Halide ou Deux bouleaux sur un plateau des Monts Aladaglar


" L’horizon commence à mes pieds,
Et rien ne le limite ."


Elle vécut dix ans sous la tente maternelle, dix ans à jouer parmi ses frères, sœurs, cousins, cousines et enfants de voisins. On était pauvres dans ce village d’Anatolie, mais si riches de rires et du temps qui va sans fin. Sa mère la nomma Halide, ce qui signifie l’Éternelle. 

Son père, lui, ne rêvait que d’honneurs et de fortune. Lorsque, souvent, lui venait une colère, il jurait: c’est Aslye ( la Rebelle) qu’il eut fallu t’appeler ! Halide riait et faisait  rire sa mère.
Il lui trouvait ce père, - peut-on comprendre pourquoi ? -  quelque frondeuse tendance. Un jour, il l’emmena, au loin, après Sandikli, où s’ouvrent, infiniment grandes, les Portes du Sable, ’insondables déserts de pierres, d’eau bleu, de silice et de sel :

Là, l’horizon commençait à ses pieds
Et rien ne limitait plus ton regard.
Sable et ciel conjuguaient chacun à leur manière
L’ardeur éperdue d’un soleil pur.

Son père lui dit alors : « Lorsque te viendront les signes qui te feront femme, je te marierai à un homme riche de bêtes et de biens. Je t’ai promise depuis longtemps, tu seras sa perle de jeunesse et  l’honneur de ta famille. »

Pendant cinq ans Halide se souviendrait de cet instant, de cette étendue brûlante, sans commencement ni fin ;  là s’était mêlée son âme à l'immense, comme la fumée le fait au vent. Béni soit son père !  
Du désert lui viendrait un cœur chaud comme l’eau et le ciel de Sandikli, un cœur où se fondre, un esprit large où mirer le sien : comme s’enamoure d’un miroir, la beauté ; comme une eau fraîche épouse la terre brûlée. Ses rêves, chaque soir, ramenaient la jeune Halide aux Portes de sable, et elle y voyait avancer un homme, monté sur un cheval noir aux nobles caparaçons.   

L'horizon commençait à ses pieds
Et rien ne le limitait.
Sable et rêves coloraient
L’espoir d’Halide et les songes de sa jeunesse.

Lorsqu’elle fut, enfin, femme , devenue belle comme une grenade, son père lui présenta un homme : las, il était plus vieux que lui-même, emprunté de richesses, pour sûr. Mais surtout de poids. L’homme sentait le fumier de ses bêtes et le musc des troupeaux, il bavait gras en mangeant, riait fort et rotait en buvant.

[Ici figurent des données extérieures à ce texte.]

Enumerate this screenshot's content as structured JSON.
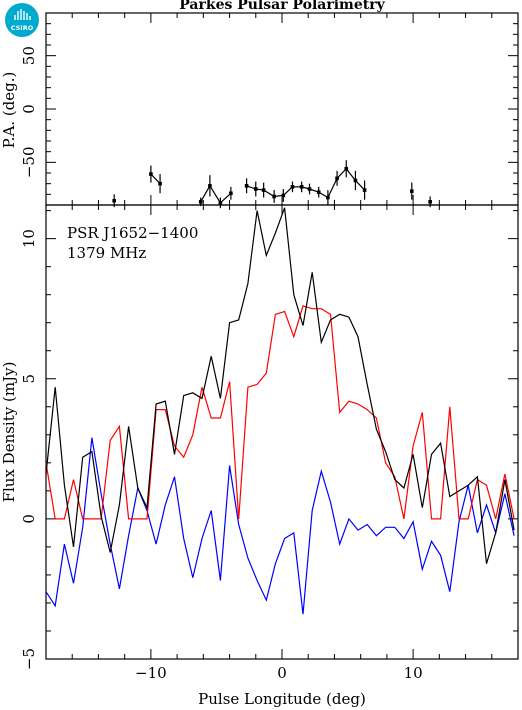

Le rêve d'Halide mourait à ses pieds.
Rien ne lui promettait plus d’ailleurs.
Larmes et désespoir inondaient
Pour cent raisons, son tendre visage.

Alors passa par-là, Sevky, preux cavalier des Monts Aladaglar. Son allure chantait le courage et son nom, aussi. Il respirait l’amour et  disait sa liberté, la passion. Il croisa la belle Halide, éplorée au pied de la fontaine. Il lui tendit l’oreille, et le cœur, et puis la main. Halide hésita peu, monta en croupe et partit avec lui.

Leur voyage allait où les guidaient leurs pieds
Et rien ne les limiterait: ni ici, ni ailleurs.
Le vent et ciel couvraient leurs rires
Et bénissaient leur union.

Ils chevauchèrent toute une saison, vécurent heureux et libres sous le dais d’or du soleil et le bleu de l'azur. Dans les rudes Monts de l’Anti-Taurus, ils parvinrent. Sevky était bien pauvre. Un cheval ne fait pas une fortune. Mais ils s’étaient rencontrés à ses pieds, s’étaient unis de même, avaient eu faim ensemble et à l’automne suivant,  là, ils périrent, enlacés, serrés contre des flancs chauds de leur bête.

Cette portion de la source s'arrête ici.